Through the peaks and valleys of this 40-minute match, Samoa Joe never loses himself or consents to fight Bryan Danielson’s match. The action is his and he knows it — look at his sneer! He’s a man in the middle of a historic championship run, simultaneously aware of that history and unburdened by it. Eighteen years later, this vibe is what WWE books its championship to — Brock Lesnar and Roman Reigns are their own wrestlers, but between the end of the Hulkamania Era and whatever we’re calling this stretch of time, WWE completely lost the handle on booking dynastic runs for their generational talent. This reign is the torch lighting the way, and Samoa Joe is its torchbearer.
Samoa Joe is 25 when he wrestles this match. He’s been wrestling for five years or so. He knows that he’s the baddest man in wrestling, and he likes backing it up. You can do anything with a wrestler like this. Here, against another such wrestler, you are party to watching two men for whom the “feeling out process” is eternal, two guys capable of finding new flaws in their opponent every time they meet eyes. You try weird things, like punching someone with both fists at once, when you’re never done searching for weakness.
The openings Joe finds are just bigger. His Ole kicks warp the metal sheeting on the guardrail. He hits Danielson with monstrous leg sweeps and enzuguris. After surviving a Regalplex and the Cattle Mutilation, Joe finds his opening. Danielson kicks out of a massive lariat, but Joe is up and looking at the crowd. He looks exhausted. He is exhausted, but the look on his face says that he could go all night, if necessary. When Danielson rallies and puts him in Cattle Mutilation for the second time, Joe struggles to the ropes, but the way he almost hops to the break suggests a measure of control over the situation.
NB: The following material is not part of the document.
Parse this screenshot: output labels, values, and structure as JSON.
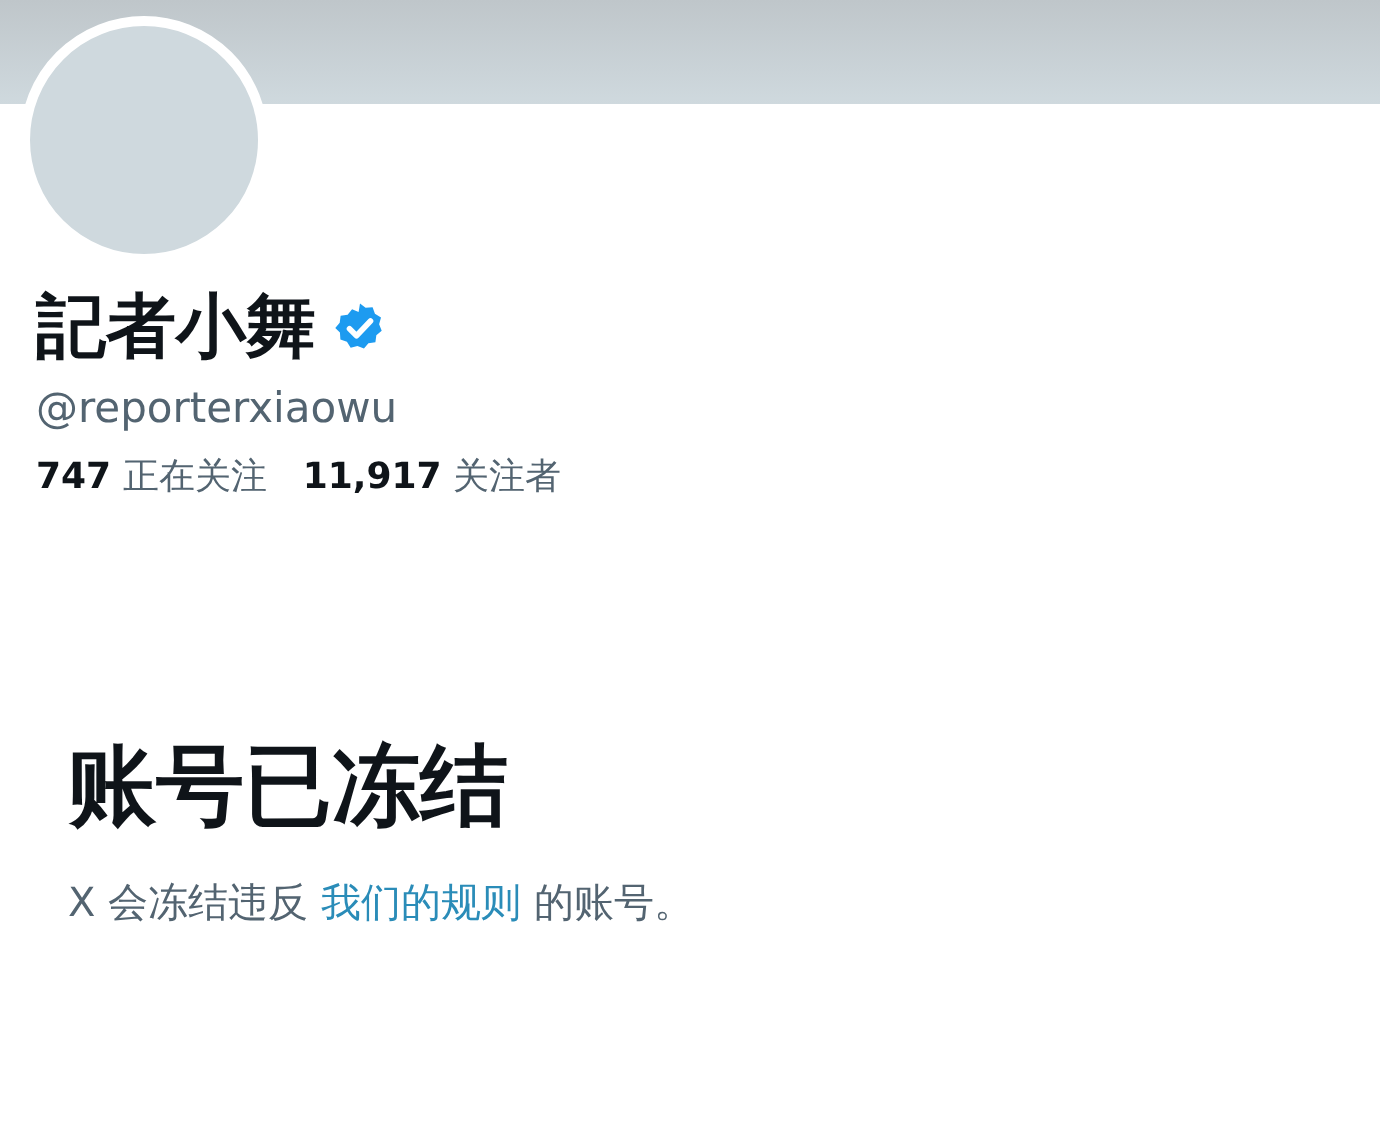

And that’s what he has. Having survived Danielson’s best shots twice, he catches his challenger with a kick, followed by the same knees he opened the match with. Danielson can’t mount an effective comeback, eats two more knees, and is choked out. When the bell rang and I let out a long sigh, I realized I’d been holding my breath for a minute or two.
I think what I’m struck by is how modern this feels. In 2005, even with wrestlers with legitimate collegiate wrestling or MMA backgrounds, Joe’s transition from kneeing Danielson in the face to choking him out feels new, of pace with the kind of thrilling finish you’d see in an MMA bout. Joe’s choke is his finish, but unlike, say, Kurt Angle or Ken Shamrock’s ankle lock, it does not rely on narrative-length limbwork to be effective. Bryan Danielson finds himself engulfed by Samoa Joe, surrounded as Joe’s knees are driven into his head, then Joe changes positions, hooks the choke, and walks away champion.
It isn’t pretty. It isn’t cinematic. But it is different. It’s cool. Samoa Joe is cool. There’s 645 days of this? I’m gonna need Tony Khan to open the doors of the HonorClub, right now.
I could feel the excitement overflowing from this essay-awesome stuff.